Opinion
Decided April 6, 1915.
Where a divisional line is described in a deed as running "parallel with the south line" of a certain farm, the fact that a line approximately parallel and marked by a fence through a portion of its length had been recognized as the boundary by the adjoining owners for forty years warrants the conclusion that it was the one intended by the parties to the conveyance, rather than a mathematically parallel line established twenty years later.
TRESPASS quare clausum. The defendant pleaded title in one Murray. Trial by the court and verdict for the defendant. Facts found, and case transferred from the September term, 1914, of the superior court, by Pike, C. J.
The controversy relates to the location of the line between the plaintiff's and Murray's land. December 13, 1873, Nathaniel Shepard owned both tracts and on that day conveyed the land now owned by the plaintiff to one Arven, by deed which described the southerly boundary as extending from a point on a highway "easterly in a line parallel with the south line of the Sanborn farm." Ever since that date, the parties on both sides of the line have regarded and treated a line marked for a part of the way by a brush fence, and approximately parallel with the south line of the Sanborn farm, as the divisional line between the tracts. The plaintiff understood this to be the line when he bought in 1893, and in 1907 when he sold the standing timber. A line starting from the same point and running easterly exactly parallel with the south line of the Sanborn farm bears to the south of the brush fence line, and the plaintiff now claims to a line so run. In the deed to the plaintiff in 1893, and in the only other deed in the chain of title from Shepard, dated in 1875, the south line of the tract is described as in the deed from Shepard to Arven. Murray's title originated in a set-off against Shepard in October, 1875, in which the description of the north line of the tract set off corresponds with the line now claimed by the defendant.
The court found that the plaintiff's deed, read in the light of the surrounding facts, described the line claimed by the defendant, and to this construction the plaintiff excepted.
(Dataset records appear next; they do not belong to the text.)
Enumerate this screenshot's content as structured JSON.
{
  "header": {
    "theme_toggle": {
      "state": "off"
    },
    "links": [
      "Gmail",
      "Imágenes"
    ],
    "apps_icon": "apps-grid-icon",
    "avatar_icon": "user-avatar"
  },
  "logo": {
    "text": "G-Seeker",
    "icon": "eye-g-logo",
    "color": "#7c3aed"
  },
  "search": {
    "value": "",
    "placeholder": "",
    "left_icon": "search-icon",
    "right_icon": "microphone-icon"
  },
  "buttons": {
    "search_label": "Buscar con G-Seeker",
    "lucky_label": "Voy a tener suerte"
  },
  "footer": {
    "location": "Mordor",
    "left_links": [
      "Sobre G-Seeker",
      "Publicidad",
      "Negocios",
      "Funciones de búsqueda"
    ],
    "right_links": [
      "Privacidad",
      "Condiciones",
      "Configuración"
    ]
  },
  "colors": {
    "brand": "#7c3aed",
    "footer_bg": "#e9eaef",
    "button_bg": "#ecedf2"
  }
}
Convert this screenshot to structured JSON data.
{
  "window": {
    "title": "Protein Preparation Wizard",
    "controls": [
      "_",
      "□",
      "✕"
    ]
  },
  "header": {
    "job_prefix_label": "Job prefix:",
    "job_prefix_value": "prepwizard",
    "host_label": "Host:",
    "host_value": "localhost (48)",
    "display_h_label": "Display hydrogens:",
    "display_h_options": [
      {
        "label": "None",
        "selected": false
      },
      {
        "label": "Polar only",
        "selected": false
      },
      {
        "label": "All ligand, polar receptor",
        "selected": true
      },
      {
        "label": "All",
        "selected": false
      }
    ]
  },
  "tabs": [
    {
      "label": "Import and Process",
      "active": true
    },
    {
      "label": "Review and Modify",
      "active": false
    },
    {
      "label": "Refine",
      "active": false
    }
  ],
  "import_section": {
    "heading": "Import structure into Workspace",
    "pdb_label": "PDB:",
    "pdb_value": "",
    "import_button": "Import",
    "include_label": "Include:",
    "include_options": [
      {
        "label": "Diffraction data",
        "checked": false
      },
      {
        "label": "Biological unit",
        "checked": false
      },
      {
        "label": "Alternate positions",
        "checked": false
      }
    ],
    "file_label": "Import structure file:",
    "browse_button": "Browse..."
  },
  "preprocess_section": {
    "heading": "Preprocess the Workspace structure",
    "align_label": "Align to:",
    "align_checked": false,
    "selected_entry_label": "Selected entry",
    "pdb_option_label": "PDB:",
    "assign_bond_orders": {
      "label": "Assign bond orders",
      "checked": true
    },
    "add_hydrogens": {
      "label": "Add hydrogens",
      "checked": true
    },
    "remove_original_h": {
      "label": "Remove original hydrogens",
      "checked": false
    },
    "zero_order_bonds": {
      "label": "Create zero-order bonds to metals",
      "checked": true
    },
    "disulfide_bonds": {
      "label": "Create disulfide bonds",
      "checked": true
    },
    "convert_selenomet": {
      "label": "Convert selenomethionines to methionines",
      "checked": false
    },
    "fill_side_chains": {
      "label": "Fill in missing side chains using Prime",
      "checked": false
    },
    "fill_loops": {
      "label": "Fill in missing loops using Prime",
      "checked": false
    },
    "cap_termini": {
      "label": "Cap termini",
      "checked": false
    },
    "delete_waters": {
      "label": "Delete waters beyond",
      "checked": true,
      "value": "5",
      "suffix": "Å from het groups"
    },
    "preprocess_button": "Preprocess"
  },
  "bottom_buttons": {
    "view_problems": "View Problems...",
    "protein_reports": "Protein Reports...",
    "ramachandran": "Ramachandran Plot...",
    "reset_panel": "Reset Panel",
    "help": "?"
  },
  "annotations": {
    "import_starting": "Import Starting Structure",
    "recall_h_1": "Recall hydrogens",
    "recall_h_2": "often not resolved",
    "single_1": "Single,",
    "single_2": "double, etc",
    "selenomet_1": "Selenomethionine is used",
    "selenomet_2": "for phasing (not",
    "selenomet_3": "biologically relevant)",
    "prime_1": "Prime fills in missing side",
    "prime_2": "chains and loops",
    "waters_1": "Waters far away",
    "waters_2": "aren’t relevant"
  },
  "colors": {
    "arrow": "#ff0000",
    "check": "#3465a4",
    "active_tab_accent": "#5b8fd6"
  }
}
Clarence E. Hibbard and Edgar W. Smith (by brief and orally), for the plaintiff.
John H. Noonan and Martin Howe (Mr. Howe orally), for the defendant.
The material question is what line the parties in 1893, the date of the plaintiff's deed, understood to be described by the expression "thence easterly in a line parallel with the south line of the Sanborn farm." The facts that a line was then marked on the ground through more or less of its extent, and that for substantially forty years the parties on both sides of the line have recognized this as the dividing line between their tracts, justify the conclusion that in 1893 this was the line meant, rather than a line mathematically parallel with the south line of the Sanborn farm, which line was not run until twenty years later.
It is more probable that the parties meant the line which was marked and known, rather than an indefinite line not established upon the ground. Hewyood v. Lumber Co., 70 N.H. 24, 31, 32. As the verdict is properly sustainable upon the ground on which it was placed, it is unnecessary to discuss other grounds suggested by the evidence which would compel the same result.
Exception overruled.
PLUMMER, J., did not sit: the others concurred.